I don’t know the back story of why Moore took on the series, and I’m not inclined to research it.  I prefer to imagine, possibly correctly, that, balls swollen from Watchmen, he asked for the single worst character in the DC universe, the one every writer dreaded getting, so he could do something fantastic and prove how small minded the other writers on the staff were.  No idea if that happened, but it would be nice.

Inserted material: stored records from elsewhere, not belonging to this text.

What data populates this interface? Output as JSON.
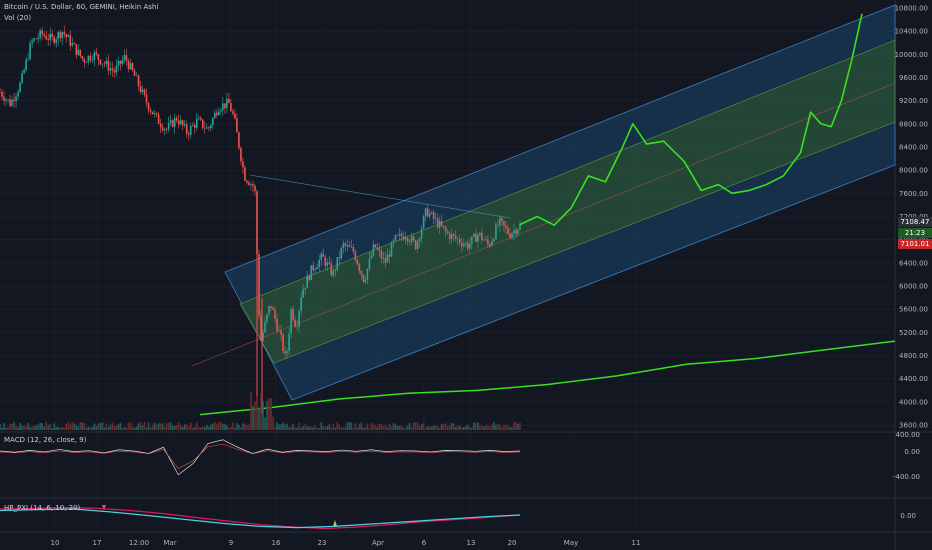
{
  "header": {
    "title": "Bitcoin / U.S. Dollar, 60, GEMINI, Heikin Ashi",
    "vol": "Vol (20)"
  },
  "macd": {
    "label": "MACD (12, 26, close, 9)"
  },
  "hp": {
    "label": "HP_PXI (14, 6, 10, 20)"
  },
  "badges": {
    "upper": "7108.47",
    "time": "21:23",
    "lower": "7101.01"
  },
  "colors": {
    "background": "#131722",
    "up": "#26a69a",
    "down": "#ef5350",
    "forecast": "#39e01f",
    "ma": "#39e01f",
    "channel_outer": "#1e5a8c",
    "channel_inner": "#2e5a2a"
  },
  "chart_data": {
    "type": "candlestick",
    "price_axis": {
      "ticks": [
        "10800.00",
        "10400.00",
        "10000.00",
        "9600.00",
        "9200.00",
        "8800.00",
        "8400.00",
        "8000.00",
        "7600.00",
        "7200.00",
        "6800.00",
        "6400.00",
        "6000.00",
        "5600.00",
        "5200.00",
        "4800.00",
        "4400.00",
        "4000.00",
        "3600.00"
      ],
      "range": [
        3550,
        10850
      ]
    },
    "macd_axis": {
      "ticks": [
        "400.00",
        "0.00",
        "-400.00"
      ]
    },
    "hp_axis": {
      "ticks": [
        "0.00"
      ]
    },
    "x_axis": {
      "ticks": [
        "10",
        "17",
        "12:00",
        "Mar",
        "9",
        "16",
        "23",
        "Apr",
        "6",
        "13",
        "20",
        "May",
        "11"
      ]
    },
    "price_path": [
      [
        0,
        9350
      ],
      [
        0.02,
        9150
      ],
      [
        0.04,
        9500
      ],
      [
        0.06,
        10200
      ],
      [
        0.08,
        10350
      ],
      [
        0.1,
        10250
      ],
      [
        0.12,
        10400
      ],
      [
        0.14,
        10150
      ],
      [
        0.16,
        9900
      ],
      [
        0.18,
        10000
      ],
      [
        0.2,
        9850
      ],
      [
        0.22,
        9700
      ],
      [
        0.24,
        9950
      ],
      [
        0.26,
        9600
      ],
      [
        0.28,
        9200
      ],
      [
        0.3,
        8900
      ],
      [
        0.32,
        8700
      ],
      [
        0.34,
        8900
      ],
      [
        0.36,
        8650
      ],
      [
        0.38,
        8850
      ],
      [
        0.4,
        8700
      ],
      [
        0.42,
        9100
      ],
      [
        0.44,
        9150
      ],
      [
        0.45,
        8900
      ],
      [
        0.46,
        8400
      ],
      [
        0.47,
        7900
      ],
      [
        0.48,
        7800
      ],
      [
        0.49,
        7700
      ],
      [
        0.5,
        5000
      ],
      [
        0.52,
        5700
      ],
      [
        0.53,
        5400
      ],
      [
        0.54,
        5100
      ],
      [
        0.55,
        4700
      ],
      [
        0.56,
        5600
      ],
      [
        0.57,
        5300
      ],
      [
        0.58,
        5900
      ],
      [
        0.6,
        6300
      ],
      [
        0.62,
        6500
      ],
      [
        0.64,
        6200
      ],
      [
        0.66,
        6700
      ],
      [
        0.68,
        6600
      ],
      [
        0.7,
        6100
      ],
      [
        0.72,
        6700
      ],
      [
        0.74,
        6400
      ],
      [
        0.76,
        6800
      ],
      [
        0.78,
        6900
      ],
      [
        0.8,
        6700
      ],
      [
        0.82,
        7300
      ],
      [
        0.84,
        7100
      ],
      [
        0.86,
        6900
      ],
      [
        0.88,
        6800
      ],
      [
        0.9,
        6700
      ],
      [
        0.92,
        6900
      ],
      [
        0.94,
        6700
      ],
      [
        0.96,
        7100
      ],
      [
        0.98,
        6900
      ],
      [
        1,
        7050
      ]
    ],
    "forecast_path": [
      [
        0,
        7060
      ],
      [
        0.05,
        7200
      ],
      [
        0.1,
        7050
      ],
      [
        0.15,
        7350
      ],
      [
        0.2,
        7900
      ],
      [
        0.25,
        7800
      ],
      [
        0.3,
        8400
      ],
      [
        0.33,
        8800
      ],
      [
        0.37,
        8450
      ],
      [
        0.42,
        8500
      ],
      [
        0.48,
        8150
      ],
      [
        0.53,
        7650
      ],
      [
        0.58,
        7750
      ],
      [
        0.62,
        7600
      ],
      [
        0.67,
        7650
      ],
      [
        0.72,
        7750
      ],
      [
        0.77,
        7900
      ],
      [
        0.82,
        8300
      ],
      [
        0.85,
        9000
      ],
      [
        0.88,
        8800
      ],
      [
        0.91,
        8750
      ],
      [
        0.94,
        9200
      ],
      [
        0.97,
        9900
      ],
      [
        1,
        10700
      ]
    ],
    "ma_path": [
      [
        0,
        3780
      ],
      [
        0.1,
        3900
      ],
      [
        0.2,
        4050
      ],
      [
        0.3,
        4150
      ],
      [
        0.4,
        4200
      ],
      [
        0.5,
        4300
      ],
      [
        0.6,
        4450
      ],
      [
        0.7,
        4650
      ],
      [
        0.8,
        4750
      ],
      [
        0.9,
        4900
      ],
      [
        1,
        5050
      ]
    ],
    "macd_series": [
      0,
      -20,
      10,
      -15,
      25,
      -10,
      5,
      -30,
      20,
      0,
      -40,
      60,
      -380,
      -200,
      120,
      180,
      60,
      -40,
      30,
      -20,
      10,
      0,
      -10,
      15,
      -5,
      20,
      -10,
      5,
      0,
      -15,
      10,
      5,
      -5,
      10,
      -10,
      0
    ],
    "hp_series_red": [
      0.7,
      0.72,
      0.75,
      0.72,
      0.65,
      0.55,
      0.42,
      0.3,
      0.18,
      0.1,
      0.05,
      0.1,
      0.18,
      0.28,
      0.35,
      0.42,
      0.5
    ],
    "hp_series_teal": [
      0.65,
      0.68,
      0.7,
      0.6,
      0.48,
      0.35,
      0.22,
      0.12,
      0.08,
      0.12,
      0.2,
      0.28,
      0.36,
      0.44,
      0.5
    ]
  }
}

The introduction makes a big deal about the first storyline in the book, which details how any why the Swamp Thing came into being, completely ignoring Len Wein‘s original idea, which, knowing nothing about it, apparently didn’t really make a lot of sense.  I will say that Moore’s take works beautifully: it’s internally consistent, and has a veneer of scientific plausibility that makes one forget in the moment how completely unrealistic the idea of a walking, talking plant actually is.  This reader forgot, while reading it, how totally stupid the actual premise of the comic was.  That’s an achievement.

Ultimately, I like my comics less artsy than highbrow “graphic novels,” but more substantial than run-of-the-mill superhero stuff.  A guy like Jack Kirby, however, I can admire because it’s so clear how talented he was, and how thoroughly he was in control of his medium.  In general I find Moore’s position–capital “A” “Artist”–annoying at best and juvenile at worst, even if the juvenile in question would doubtless be a child prodigy.  With Swamp Thing, the character itself tones everything down a bit, and we’re left with Moore’s considerable talent and intelligence.  Go ye forth and read.